The first goal was to organize all patients currently identified with a severe structural heart disease and isolate all patients that have not received treatment. This population was then assessed based on echocardiogram data and EHR data previously transferred to Mpirik in order to prioritize the patients based on their individual need for treatment. Two ranking approaches were implemented: a discrete 3-tiered system, and a continuous weighted ranking system. The weighted rank orders the patients from most severe (needing treatment as soon as possible) to least severe. The discrete 3-tiered system sorts patients based on their severity and need for treatment (Mild, Moderate, and Severe).
Before the prevalence of COVID-19 and its disruption to the scheduling of elective procedures, a logistic regression and survival analysis revealed certain comorbidities as risk factors for hospitalization and intervention. Additionally, a separate analysis revealed that the number of comorbidities a patient has affects hemodynamics and can predict measurements such as Ejection Fraction. These two research outcomes informed our variable selection and methodology in developing our ranking approaches. For both ranking systems, we included echocardiogram-measured hemodynamics, comorbidities, patient demographics, body surface area, and changes in echocardiogram values over time (speed of progression). The rationale for using these measurements were to leverage information about the trajectory of a patient’s heart health in addition to the most recent snapshot of the patient’s valvular hemodynamics. Mpirik then took the results back to three clinical champions from three separate institutions to evaluate the accuracy of the model against their clinical judgement.
Through feedback and several iterations, the model was refined and the results proved to align with the clinician’s point of view. Not only were both ranking systems reliably consistent with each other; the patients that Mpirik ranked as needing care immediately were also identified by clinicians as high-risk.
Because Cardiac Intelligence™ is a cloud-based solution and Mpirik’s development team leverages modern continuous deployment methodologies, the model could be implemented to all Mpirik’s hospital accounts within hours.

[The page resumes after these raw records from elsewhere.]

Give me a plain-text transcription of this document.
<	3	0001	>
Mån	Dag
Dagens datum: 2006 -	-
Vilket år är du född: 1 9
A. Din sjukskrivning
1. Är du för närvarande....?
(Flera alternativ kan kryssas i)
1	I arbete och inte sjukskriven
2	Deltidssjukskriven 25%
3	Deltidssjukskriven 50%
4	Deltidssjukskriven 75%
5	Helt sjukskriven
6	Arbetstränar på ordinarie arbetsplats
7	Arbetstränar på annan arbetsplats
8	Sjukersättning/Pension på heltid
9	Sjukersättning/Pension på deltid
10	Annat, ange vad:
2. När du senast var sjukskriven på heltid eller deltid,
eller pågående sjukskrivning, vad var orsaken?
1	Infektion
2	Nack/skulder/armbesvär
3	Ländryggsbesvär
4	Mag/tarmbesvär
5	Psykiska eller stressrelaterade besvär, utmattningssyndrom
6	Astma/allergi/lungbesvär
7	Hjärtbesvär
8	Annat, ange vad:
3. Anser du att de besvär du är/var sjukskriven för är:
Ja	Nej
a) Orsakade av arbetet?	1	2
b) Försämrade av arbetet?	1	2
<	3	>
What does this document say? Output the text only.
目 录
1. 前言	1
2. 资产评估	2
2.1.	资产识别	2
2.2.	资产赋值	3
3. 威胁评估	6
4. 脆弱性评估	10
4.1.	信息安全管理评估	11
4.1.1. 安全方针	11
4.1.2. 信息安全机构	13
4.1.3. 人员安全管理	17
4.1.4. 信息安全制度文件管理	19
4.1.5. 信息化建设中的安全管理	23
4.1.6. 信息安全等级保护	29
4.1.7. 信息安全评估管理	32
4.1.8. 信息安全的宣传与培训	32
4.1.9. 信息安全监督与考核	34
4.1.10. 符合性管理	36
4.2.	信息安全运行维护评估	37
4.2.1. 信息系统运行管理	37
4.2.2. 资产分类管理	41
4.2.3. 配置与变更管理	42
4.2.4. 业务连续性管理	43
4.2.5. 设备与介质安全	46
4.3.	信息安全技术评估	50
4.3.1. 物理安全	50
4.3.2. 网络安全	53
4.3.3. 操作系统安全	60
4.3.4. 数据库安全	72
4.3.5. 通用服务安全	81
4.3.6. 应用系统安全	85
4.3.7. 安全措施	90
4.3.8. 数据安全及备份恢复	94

The Mpirik team is continuing to apply this approach to the tracking of moderate and mild severity of structural heart disease patients with the aim to track follow up echocardiogram adherence and ultimately produce the same prioritization tool.
Furthermore, Mpirik’s auxiliary commercialized products provide novel communication services that allow caregivers to asynchronously communicate with patients and their loved ones, while also soliciting secure feedback from patients. As communication with patients becomes all the more difficult to manage at scale, an intelligent and nuanced technology solution can augment the communication from the heart team, helping patients feel connected, informed, and heard.
The COVID-19 pandemic has already catalyzed a massive new adoption of technology in healthcare. Experienced, clinician-led teams like Mpirik are positioned to help usher the new era of healthcare, and are committed to providing exceptional solutions for clinicians and their patients.